Collaboration Data Objects (CDO)
are a legacy interface API, and using them will often bring up scary security dialogs, since Outlook assumes you’re doing something malicious.

The Outlook Object Model (OOM) is the most common way of working with the data held by Outlook. It the interface you use by default when writing Visual Basic for Applications macros within the app, it’s well documented and supported, though you have to be careful for differences between app versions. Unfortunately for us, it’s also hedged in by security warning dialogs and restrictions. Because you generally have to make an API call for each mail item you want to deal with, it can be very slow if you want to handle thousands of them at once.

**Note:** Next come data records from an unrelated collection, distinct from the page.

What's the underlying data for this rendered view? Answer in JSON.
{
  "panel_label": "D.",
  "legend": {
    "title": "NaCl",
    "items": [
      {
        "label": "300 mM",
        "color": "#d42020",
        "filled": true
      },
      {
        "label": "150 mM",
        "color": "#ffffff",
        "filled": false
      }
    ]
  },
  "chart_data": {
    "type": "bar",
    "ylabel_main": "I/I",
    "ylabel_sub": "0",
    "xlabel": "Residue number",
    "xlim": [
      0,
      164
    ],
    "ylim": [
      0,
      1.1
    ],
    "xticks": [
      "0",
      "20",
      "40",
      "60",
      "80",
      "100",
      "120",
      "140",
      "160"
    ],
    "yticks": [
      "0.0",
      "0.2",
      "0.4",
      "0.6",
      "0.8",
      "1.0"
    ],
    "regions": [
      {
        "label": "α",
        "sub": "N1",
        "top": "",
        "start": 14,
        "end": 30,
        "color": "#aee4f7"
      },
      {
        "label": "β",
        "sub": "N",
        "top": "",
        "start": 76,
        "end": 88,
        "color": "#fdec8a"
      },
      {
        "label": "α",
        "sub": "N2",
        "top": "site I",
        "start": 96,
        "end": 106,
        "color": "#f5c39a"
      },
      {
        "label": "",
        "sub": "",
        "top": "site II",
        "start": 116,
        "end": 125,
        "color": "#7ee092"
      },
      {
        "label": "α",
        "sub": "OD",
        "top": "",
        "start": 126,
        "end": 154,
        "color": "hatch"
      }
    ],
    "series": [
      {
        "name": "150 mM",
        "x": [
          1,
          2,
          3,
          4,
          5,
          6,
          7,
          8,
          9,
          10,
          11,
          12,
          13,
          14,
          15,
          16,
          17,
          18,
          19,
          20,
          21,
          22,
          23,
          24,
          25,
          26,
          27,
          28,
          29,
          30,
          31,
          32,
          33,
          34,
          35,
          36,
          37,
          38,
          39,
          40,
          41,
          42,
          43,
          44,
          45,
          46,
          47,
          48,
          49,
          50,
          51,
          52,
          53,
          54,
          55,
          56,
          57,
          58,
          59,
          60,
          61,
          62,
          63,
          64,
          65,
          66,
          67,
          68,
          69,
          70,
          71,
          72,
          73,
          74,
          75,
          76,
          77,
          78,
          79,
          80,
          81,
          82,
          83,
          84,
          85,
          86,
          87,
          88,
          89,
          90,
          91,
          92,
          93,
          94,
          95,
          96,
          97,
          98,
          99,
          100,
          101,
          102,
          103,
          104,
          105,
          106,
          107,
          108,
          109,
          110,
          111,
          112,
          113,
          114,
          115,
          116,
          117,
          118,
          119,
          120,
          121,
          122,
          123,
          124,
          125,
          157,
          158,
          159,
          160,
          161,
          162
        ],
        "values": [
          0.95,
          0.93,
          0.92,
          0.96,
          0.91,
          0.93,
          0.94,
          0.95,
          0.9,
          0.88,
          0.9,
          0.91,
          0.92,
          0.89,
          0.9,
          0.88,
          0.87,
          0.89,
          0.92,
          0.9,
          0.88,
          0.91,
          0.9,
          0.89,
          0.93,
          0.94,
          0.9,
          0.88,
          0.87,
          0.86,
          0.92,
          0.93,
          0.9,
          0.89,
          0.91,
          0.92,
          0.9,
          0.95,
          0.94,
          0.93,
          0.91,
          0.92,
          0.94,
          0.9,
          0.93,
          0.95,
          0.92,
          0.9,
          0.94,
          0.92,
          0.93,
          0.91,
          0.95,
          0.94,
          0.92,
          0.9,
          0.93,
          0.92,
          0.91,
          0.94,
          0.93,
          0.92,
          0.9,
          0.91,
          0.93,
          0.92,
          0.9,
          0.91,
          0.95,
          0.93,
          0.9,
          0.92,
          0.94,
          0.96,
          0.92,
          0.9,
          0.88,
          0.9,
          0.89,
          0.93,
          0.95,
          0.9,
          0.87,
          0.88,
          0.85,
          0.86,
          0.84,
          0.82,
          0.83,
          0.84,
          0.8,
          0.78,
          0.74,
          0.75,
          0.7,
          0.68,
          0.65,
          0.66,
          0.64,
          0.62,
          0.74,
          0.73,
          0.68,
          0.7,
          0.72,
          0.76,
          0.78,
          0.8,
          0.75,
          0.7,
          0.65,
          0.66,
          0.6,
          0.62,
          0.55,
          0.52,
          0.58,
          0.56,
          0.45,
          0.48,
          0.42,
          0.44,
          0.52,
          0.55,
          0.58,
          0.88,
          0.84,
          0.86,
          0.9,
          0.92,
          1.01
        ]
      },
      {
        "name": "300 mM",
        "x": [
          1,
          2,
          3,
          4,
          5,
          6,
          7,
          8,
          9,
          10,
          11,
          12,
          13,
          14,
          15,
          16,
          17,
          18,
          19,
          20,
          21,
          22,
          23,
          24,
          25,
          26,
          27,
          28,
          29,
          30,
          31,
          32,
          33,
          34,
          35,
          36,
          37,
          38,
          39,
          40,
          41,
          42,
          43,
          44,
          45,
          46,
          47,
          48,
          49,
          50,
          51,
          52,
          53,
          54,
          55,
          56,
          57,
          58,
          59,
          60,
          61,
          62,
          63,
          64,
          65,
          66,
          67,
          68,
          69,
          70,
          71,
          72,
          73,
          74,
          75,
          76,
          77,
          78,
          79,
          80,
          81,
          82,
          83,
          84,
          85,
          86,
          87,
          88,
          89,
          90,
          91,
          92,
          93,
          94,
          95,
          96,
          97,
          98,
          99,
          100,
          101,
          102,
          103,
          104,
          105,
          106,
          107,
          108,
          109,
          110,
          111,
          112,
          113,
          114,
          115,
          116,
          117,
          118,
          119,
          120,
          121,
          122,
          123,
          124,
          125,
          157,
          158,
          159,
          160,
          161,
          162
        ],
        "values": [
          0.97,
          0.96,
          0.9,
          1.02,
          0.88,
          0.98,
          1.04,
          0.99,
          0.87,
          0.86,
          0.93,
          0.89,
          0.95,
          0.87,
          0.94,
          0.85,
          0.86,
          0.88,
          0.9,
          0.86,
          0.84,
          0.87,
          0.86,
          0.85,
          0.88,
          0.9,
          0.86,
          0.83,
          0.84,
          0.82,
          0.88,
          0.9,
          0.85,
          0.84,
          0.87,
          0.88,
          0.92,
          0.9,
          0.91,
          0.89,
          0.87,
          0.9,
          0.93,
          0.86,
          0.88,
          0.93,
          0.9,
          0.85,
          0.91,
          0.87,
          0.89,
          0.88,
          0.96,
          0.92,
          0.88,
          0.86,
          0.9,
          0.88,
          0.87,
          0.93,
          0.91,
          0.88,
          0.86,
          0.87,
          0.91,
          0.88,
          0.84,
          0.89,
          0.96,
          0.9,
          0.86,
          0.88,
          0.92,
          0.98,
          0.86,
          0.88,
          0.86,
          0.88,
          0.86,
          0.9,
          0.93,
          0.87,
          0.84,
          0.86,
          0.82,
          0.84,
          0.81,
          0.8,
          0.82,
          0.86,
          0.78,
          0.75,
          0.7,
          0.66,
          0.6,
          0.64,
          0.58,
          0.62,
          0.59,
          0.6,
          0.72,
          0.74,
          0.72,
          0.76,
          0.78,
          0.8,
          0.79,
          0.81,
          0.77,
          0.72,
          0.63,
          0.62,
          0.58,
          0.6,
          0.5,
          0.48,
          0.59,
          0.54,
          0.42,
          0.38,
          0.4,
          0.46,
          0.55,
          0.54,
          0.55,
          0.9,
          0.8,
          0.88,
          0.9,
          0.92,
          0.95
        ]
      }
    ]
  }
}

Extended MAPI is an advanced interface to the mail store in Outlook, and it’s mostly commonly used from from C++ or other compiled languages. The good news is that you’ve got access to almost any information, with no security UI. The bad news is that it’s not well documented, and is tricky to work with. Because you can access lots of items at once, without the overhead of an interpreted call every time, it can be a lot faster when you’re working with large numbers of emails.

Redemption is a third-party library that combines a lot of the advantages of Extended MAPI and OOM. Under the hood it uses MAPI, and so it’s fast and avoids security warnings, but it exposes an interface that’s a carbon copy of OOM, which makes it simple to use. It’s a real feat of engineering by Dmitry Streblechenko, and he’s also been very prolific in answering Outlook programming questions. At only $200 for an unlimited distribution version, it’s a great deal.

Getting started prototyping your code is as simple as pressing Alt+F11 in Outlook. This will bring up a separate VBA code window. If you select the session in the left pane, then take any of the simple examples out there and paste them in, you should be able to run them by hitting F5.

To make Redemption available, run its installer and then it should appear in the code editor’s Tools->References dialog box as an option. Then just reference its objects like any of the built-in types.

I’ve managed to create a simple prototype that loops through all the messages in a folder and outputs the basic information I need to build my graph to a text file. It’s slow, probably only a few dozen messages a second, but it should be good enough to let me create the foundation for a social graph. I’m moving over several years worth of email now, so I’ll have a good data-set to work with.

Funhouse Photo User Count
: 1,847 total, 93 active. I had a new review, requesting larger photos. That’s an interesting idea, if more people had photos in their albums that could be a compelling feature. I also saw the stats showing more people removing than adding the app, which doesn’t seem to match the total figures!

Event Connector User Count
: 77 total, 4 active. Still very quiet.